Global gold demand fell 5 percent on the year to 1,097.6 tonnes in the first three months of 2012, as jewellery and technology sectors bought less gold with average prices up 22 percent from a year earlier, but investment demand and central bank buying helped cushion the fall, the industry group said.
China remained the world's top gold consumer for the second quarter in a row, with its gold consumer demand up 10 percent to 255.2 tonnes, beating India's 207.6 tonnes, which was a 29 percent decline on the year.
"Further growth is expected (in China): investors remain wary of high inflation rates; and property market restrictions continue to drive demand for gold among investors seeking access to real assets," said the WGC in its quarterly Gold Demand Trends report.

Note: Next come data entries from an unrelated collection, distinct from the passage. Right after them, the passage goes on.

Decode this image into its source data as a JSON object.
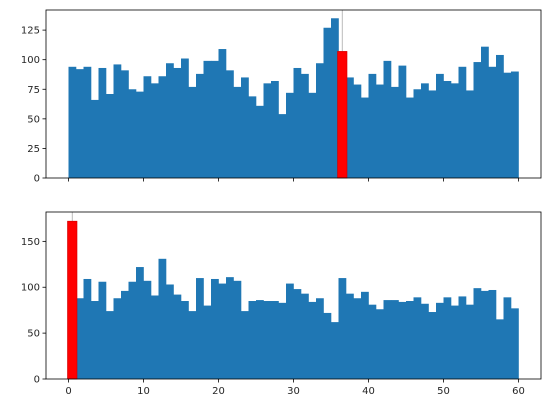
{
  "chart_data": [
    {
      "type": "bar",
      "title": "",
      "xlabel": "",
      "ylabel": "",
      "xlim": [
        -3,
        63
      ],
      "ylim": [
        0,
        142
      ],
      "xticks": [
        0,
        10,
        20,
        30,
        40,
        50,
        60
      ],
      "xtick_labels_visible": false,
      "yticks": [
        0,
        25,
        50,
        75,
        100,
        125
      ],
      "ytick_labels": [
        "0",
        "25",
        "50",
        "75",
        "100",
        "125"
      ],
      "bar_color": "#1f77b4",
      "highlight_color": "#ff0000",
      "highlight_index": 36,
      "marker_line_color": "#aaaaaa",
      "bin_width": 1,
      "bin_start": 0,
      "values": [
        94,
        92,
        94,
        66,
        93,
        71,
        96,
        91,
        75,
        73,
        86,
        80,
        86,
        97,
        93,
        101,
        77,
        88,
        99,
        99,
        109,
        91,
        77,
        85,
        69,
        61,
        80,
        82,
        54,
        72,
        93,
        88,
        72,
        97,
        127,
        135,
        107,
        85,
        79,
        68,
        88,
        79,
        99,
        77,
        95,
        68,
        75,
        80,
        74,
        88,
        82,
        80,
        94,
        74,
        98,
        111,
        94,
        104,
        89,
        90
      ]
    },
    {
      "type": "bar",
      "title": "",
      "xlabel": "",
      "ylabel": "",
      "xlim": [
        -3,
        63
      ],
      "ylim": [
        0,
        182
      ],
      "xticks": [
        0,
        10,
        20,
        30,
        40,
        50,
        60
      ],
      "xtick_labels": [
        "0",
        "10",
        "20",
        "30",
        "40",
        "50",
        "60"
      ],
      "xtick_labels_visible": true,
      "yticks": [
        0,
        50,
        100,
        150
      ],
      "ytick_labels": [
        "0",
        "50",
        "100",
        "150"
      ],
      "bar_color": "#1f77b4",
      "highlight_color": "#ff0000",
      "highlight_index": 0,
      "marker_line_color": "#aaaaaa",
      "bin_width": 1,
      "bin_start": 0,
      "values": [
        172,
        88,
        109,
        85,
        106,
        74,
        88,
        96,
        106,
        122,
        107,
        91,
        131,
        103,
        92,
        85,
        74,
        110,
        80,
        109,
        104,
        111,
        107,
        74,
        85,
        86,
        85,
        85,
        83,
        104,
        98,
        93,
        84,
        88,
        72,
        62,
        110,
        93,
        88,
        95,
        81,
        76,
        86,
        86,
        84,
        85,
        89,
        82,
        73,
        83,
        89,
        80,
        90,
        81,
        99,
        96,
        97,
        65,
        89,
        77
      ]
    }
  ]
}
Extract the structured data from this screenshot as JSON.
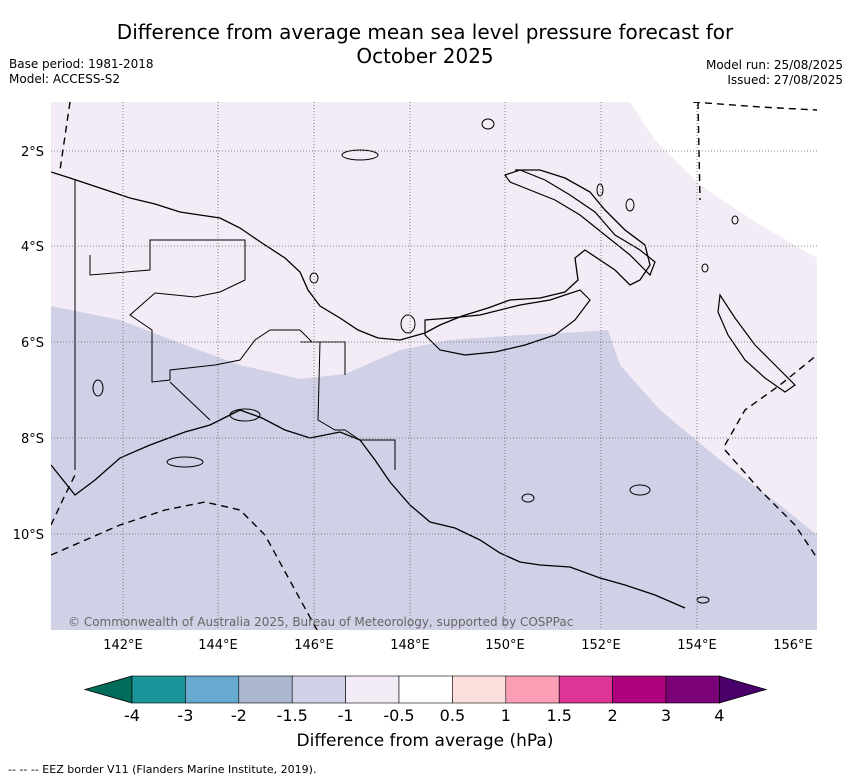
{
  "header": {
    "title_line1": "Difference from average mean sea level pressure forecast for",
    "title_line2": "October 2025",
    "base_period": "Base period: 1981-2018",
    "model": "Model: ACCESS-S2",
    "model_run": "Model run: 25/08/2025",
    "issued": "Issued: 27/08/2025"
  },
  "map": {
    "lat_labels": [
      "2°S",
      "4°S",
      "6°S",
      "8°S",
      "10°S"
    ],
    "lon_labels": [
      "142°E",
      "144°E",
      "146°E",
      "148°E",
      "150°E",
      "152°E",
      "154°E",
      "156°E"
    ],
    "copyright": "© Commonwealth of Australia 2025, Bureau of Meteorology, supported by COSPPac",
    "regions": [
      {
        "category": "-1.5 to -1",
        "color": "#d0d1e6"
      },
      {
        "category": "-1 to -0.5",
        "color": "#f3ecf6"
      }
    ]
  },
  "colorbar": {
    "title": "Difference from average (hPa)",
    "labels": [
      "-4",
      "-3",
      "-2",
      "-1.5",
      "-1",
      "-0.5",
      "0.5",
      "1",
      "1.5",
      "2",
      "3",
      "4"
    ],
    "colors": [
      "#1a9399",
      "#67a9cf",
      "#aab7cf",
      "#d0d1e6",
      "#f3ecf6",
      "#ffffff",
      "#fde0dd",
      "#fa9fb5",
      "#dd3497",
      "#ae017e",
      "#7a0177"
    ],
    "under_color": "#016c59",
    "over_color": "#49006a"
  },
  "footer": {
    "legend": "-- -- -- EEZ border V11 (Flanders Marine Institute, 2019)."
  }
}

China's physical gold bars and coins demand rose 13 percent on the year to a quarterly record of 98.6 tonnes, while jewellery demand climbed 8 percent to 156.6 tonnes and accounted for 30 percent of the world's gold jewellery market, the WGC data showed.
The WGC said investment demand in China going forward will depend on price expectations, and the performance of other assets such as property and the domestic stock market, but inflation will continue to be a concern to investors.
The country's gold jewellery demand is likely to remain on a more moderate growth path as the market matures and economic growth cools, it said. Spot gold averaged $1,690 an ounce in the first quarter, up from $1,387 a year earlier. Prices have declined to below $1,550 this week.